No, en aquella época, sólo una cosa me preocupaba de Buyantu y Biliktu. Incluso cuando los tres estábamos en la palpitante agonía del jiaogou, no podía dejar de recordar que aquellas chicas, según el sistema vigente de clasificación de mujeres, valían sólo veintidós quilates. Algún conventículo de viejas esposas, concubinas y criadas de categoría había descubierto en ellas algún resto de aleación vil. A mí las mellizas me parecían especimenes excelentes de feminidad, y sin duda eran sirvientas incomparables, en la cama y fuera de ella, y no roncaban ni tenían mal aliento. ¿Qué les faltaba, pues, para llegar a la perfección de los veinticuatro quilates? ¿Y por qué me resultaba imposible descubrir esta falta? Sin duda cualquier otro hombre estaría encantado de ocupar mi lugar, y habría apartado alegremente estas reservas tan

exageradas.

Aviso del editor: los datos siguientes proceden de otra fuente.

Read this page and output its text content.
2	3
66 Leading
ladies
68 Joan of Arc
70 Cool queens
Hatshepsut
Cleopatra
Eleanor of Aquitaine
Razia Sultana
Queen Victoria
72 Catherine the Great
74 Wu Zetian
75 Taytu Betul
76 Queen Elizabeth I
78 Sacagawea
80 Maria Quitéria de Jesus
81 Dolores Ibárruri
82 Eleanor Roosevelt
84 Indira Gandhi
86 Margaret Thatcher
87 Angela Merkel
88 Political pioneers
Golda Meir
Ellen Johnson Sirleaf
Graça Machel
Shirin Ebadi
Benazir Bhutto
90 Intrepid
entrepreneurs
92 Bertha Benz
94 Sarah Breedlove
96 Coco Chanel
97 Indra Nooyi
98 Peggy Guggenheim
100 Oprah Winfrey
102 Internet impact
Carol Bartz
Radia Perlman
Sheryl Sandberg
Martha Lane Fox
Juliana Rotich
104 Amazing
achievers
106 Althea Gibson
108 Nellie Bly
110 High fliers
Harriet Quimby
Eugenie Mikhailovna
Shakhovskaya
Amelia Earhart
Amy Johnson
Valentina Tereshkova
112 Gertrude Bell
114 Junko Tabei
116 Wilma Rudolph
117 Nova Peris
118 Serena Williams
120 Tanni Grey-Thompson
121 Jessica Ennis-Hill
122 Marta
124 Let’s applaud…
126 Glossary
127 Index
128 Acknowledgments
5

Pero en esto como en todo mi curiosidad no podría descansar hasta hallar satisfacción.

8

Después de aquella entrevista tan poco informativa en la que el ministro de Razas Menores se había mostrado tan reservado e inquieto, la siguiente que mantuve, con el ministro de la Guerra, fue abierta y sincera en grado extremo. Yo hubiese imaginado que una persona con un cargo tan importante sería muy diferente, pero el Ministerio de la Guerra presentaba bastantes anomalías. Como ya he dicho el ministro era indudablemente han y no mongol. Además Zhao Mengfu me pareció muy joven para un cargo de tanta categoría.

—Esto es debido a que los mongoles no necesitan un ministro de la Guerra —explicó

alegremente, mientras hacía saltar con una mano una bola de marfil —. Ellos hacen la guerra con toda naturalidad como vos o yo haríamos jiaogou con una mujer, y probablemente ellos hacen mejor la guerra que el jiaogou.

—Probablemente —comenté —. Ministro Zhao le agradecería que me dijera…

—Por favor, hermano mayor —dijo levantando la mano que sostenía la bola de marfil —. No me preguntéis nada de guerras. No puedo deciros absolutamente nada sobre la guerra. Sin embargo, si queréis consejo sobre cómo hacer jiaogou… Le miré a los ojos. Había repetido tres veces aquel término ligeramente indelicado. Él me devolvió plácidamente la mirada, apretando y haciendo girar la bola de marfil en su mano derecha.

—Perdonad mi insistencia —dije —, ministro Zhao, pero el gran kan me ha ordenado que investigue todos…

—Oh, no me importa contaros lo que sea. Sólo quería aclarar que en todo lo referente a la guerra soy un completo ignorante. Estoy mucho mejor informado sobre el jiaogou. Aquélla era la cuarta mención.

—Quizá estoy equivocado —dije yo —. ¿No sois vos el ministro de la Guerra?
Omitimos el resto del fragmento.